DBC PIERRE - le bouc hémisphère


Intrigue policière dans l'Amérique profonde.

C'est un livre étrange écrit par un jeune écrivain étrange répondant au nom de DBC Pierre, dont on sait peu de chose si ce n'est que ces intrigantes initiales signifieraient Dirty But Clean : sale mais propre.
Son premier roman, Le Bouc hémisphère, est tout aussi déroutant, ce qui ne l'empêche pas d'être très réussi.

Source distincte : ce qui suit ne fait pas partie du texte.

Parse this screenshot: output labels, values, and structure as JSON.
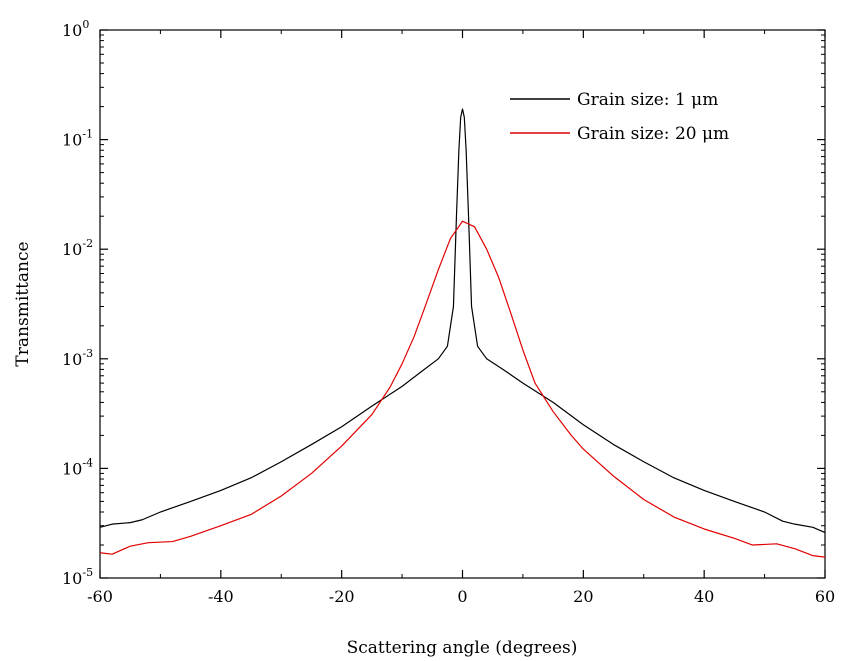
{
  "chart_data": {
    "type": "line",
    "xlabel": "Scattering angle (degrees)",
    "ylabel": "Transmittance",
    "xlim": [
      -60,
      60
    ],
    "ylim": [
      1e-05,
      1
    ],
    "yscale": "log",
    "x_ticks": [
      -60,
      -40,
      -20,
      0,
      20,
      40,
      60
    ],
    "y_tick_exponents": [
      -5,
      -4,
      -3,
      -2,
      -1,
      0
    ],
    "y_tick_base": "10",
    "grid": false,
    "legend_position": "top-right",
    "series": [
      {
        "name": "Grain size: 1 μm",
        "color": "#000000",
        "points": [
          [
            -60,
            2.9e-05
          ],
          [
            -58,
            3.1e-05
          ],
          [
            -55,
            3.2e-05
          ],
          [
            -53,
            3.4e-05
          ],
          [
            -50,
            4e-05
          ],
          [
            -45,
            5e-05
          ],
          [
            -40,
            6.3e-05
          ],
          [
            -35,
            8.2e-05
          ],
          [
            -30,
            0.000115
          ],
          [
            -25,
            0.000165
          ],
          [
            -20,
            0.00024
          ],
          [
            -15,
            0.00037
          ],
          [
            -10,
            0.00056
          ],
          [
            -7,
            0.00075
          ],
          [
            -4,
            0.001
          ],
          [
            -2.5,
            0.0013
          ],
          [
            -1.5,
            0.003
          ],
          [
            -1,
            0.02
          ],
          [
            -0.6,
            0.08
          ],
          [
            -0.3,
            0.16
          ],
          [
            0,
            0.19
          ],
          [
            0.3,
            0.16
          ],
          [
            0.6,
            0.08
          ],
          [
            1,
            0.02
          ],
          [
            1.5,
            0.003
          ],
          [
            2.5,
            0.0013
          ],
          [
            4,
            0.001
          ],
          [
            7,
            0.00078
          ],
          [
            10,
            0.0006
          ],
          [
            15,
            0.0004
          ],
          [
            20,
            0.00025
          ],
          [
            25,
            0.000165
          ],
          [
            30,
            0.000115
          ],
          [
            35,
            8.2e-05
          ],
          [
            40,
            6.3e-05
          ],
          [
            45,
            5e-05
          ],
          [
            50,
            4e-05
          ],
          [
            53,
            3.3e-05
          ],
          [
            55,
            3.1e-05
          ],
          [
            58,
            2.9e-05
          ],
          [
            60,
            2.6e-05
          ]
        ]
      },
      {
        "name": "Grain size: 20 μm",
        "color": "#e00000",
        "points": [
          [
            -60,
            1.7e-05
          ],
          [
            -58,
            1.65e-05
          ],
          [
            -55,
            1.95e-05
          ],
          [
            -52,
            2.1e-05
          ],
          [
            -48,
            2.15e-05
          ],
          [
            -45,
            2.4e-05
          ],
          [
            -40,
            3e-05
          ],
          [
            -35,
            3.8e-05
          ],
          [
            -30,
            5.6e-05
          ],
          [
            -25,
            9e-05
          ],
          [
            -20,
            0.00016
          ],
          [
            -15,
            0.00031
          ],
          [
            -12,
            0.00055
          ],
          [
            -10,
            0.0009
          ],
          [
            -8,
            0.0016
          ],
          [
            -6,
            0.0032
          ],
          [
            -4,
            0.0065
          ],
          [
            -2,
            0.0125
          ],
          [
            0,
            0.018
          ],
          [
            2,
            0.016
          ],
          [
            4,
            0.01
          ],
          [
            6,
            0.0055
          ],
          [
            8,
            0.0026
          ],
          [
            10,
            0.0012
          ],
          [
            12,
            0.0006
          ],
          [
            15,
            0.00033
          ],
          [
            18,
            0.0002
          ],
          [
            20,
            0.00015
          ],
          [
            25,
            8.5e-05
          ],
          [
            30,
            5.2e-05
          ],
          [
            35,
            3.6e-05
          ],
          [
            40,
            2.8e-05
          ],
          [
            45,
            2.3e-05
          ],
          [
            48,
            2e-05
          ],
          [
            52,
            2.05e-05
          ],
          [
            55,
            1.85e-05
          ],
          [
            58,
            1.6e-05
          ],
          [
            60,
            1.55e-05
          ]
        ]
      }
    ]
  }
}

Si tant est que l'on supporte l'américain argotique employé par l'auteur. Comme le résumait si justement l'écrivain Jonathan Lethem : "Son esprit corrosif et sa voix d'une cruelle véhémence font de lui une sorte de Flannery O'Connor sous amphétamine rivée au câble satellite". A première vue, Le Bouc Hémisphère est une métaphore sur cette période confuse - ce "monde en noir et blanc" - qu'est l'adolescence, et sur la fin des belles innocences. Vernon, le narrateur, est accusé - à tort, puisque c'est son ami, Jesus (sic), qui s'est suicidé, le coupable - d'avoir tué tous ses camarades de classe : "La certitude de notre logique de mômes a été balayée, laissant derrière elle des cailloux de doute et de colère s'entrechoquant à chaque poussée de croissance". Interrogé, voici le portrait que notre "bouc hémisphère" dresse de lui-même, et de la situation : "Tu peux pas savoir comme j'aimerais être Jean-Claude Van Damme (...) et me tirer avec un top-modèle en bikini. Mais bon, tu me vois : petit brun, cheveux en pétard, sourcils de chameau. Une tête de Bisounours, comme si Dieu m'avait fait à la loupe".
Conscient que dans "la vérité vraie, ça ne se passe pas comme ça", Vernon ne voit qu'une solution : prendre la fuite. Surtout quand l'action de ce film supraréaliste se passe à Martirio (où "Eminem, c'est aussi interdit qu'une poupée gonflable pour zoophiles"), petite ville perdue au fin fond du Texas, patrie de George W. Bush et de la peine de mort.
C'est alors que l'intrigue policière laisse place à un portrait loufoque, s'il n'était consternant, de cette Amérique hypocrite, puritaine et voyeuse, gavée aux hamburgers et aux soap-operas. Lally, un pseudo-journaliste en quête de scoops, décide de raccorder la ville aux caméras. Plus fort, il propose de subventionner le système pénal de l'Etat du Texas en vendant les droits de diffusion des exécutions. Ainsi, le public suit en direct, via le câble ou Internet, la vie des prisonniers dans le couloir de la mort. Chaque semaine, les téléspectateurs élisent le prochain exécuté parmi des prisonniers triés sur le volet - Audimat oblige. Dès lors, la vie de Vernon ressemble à une (mauvaise) émission de télé-réalité : "Sous les projecteurs des caméras, un public effaré et meurtri s'est vu proposer l'occasion de participer au plus grand cirque médiatique depuis le procès d'O.J. Simpson". Le Bouc Hémisphère est bien - et pour reprendre le sous-titre - une formidable "farce macabre du XXIe siècle".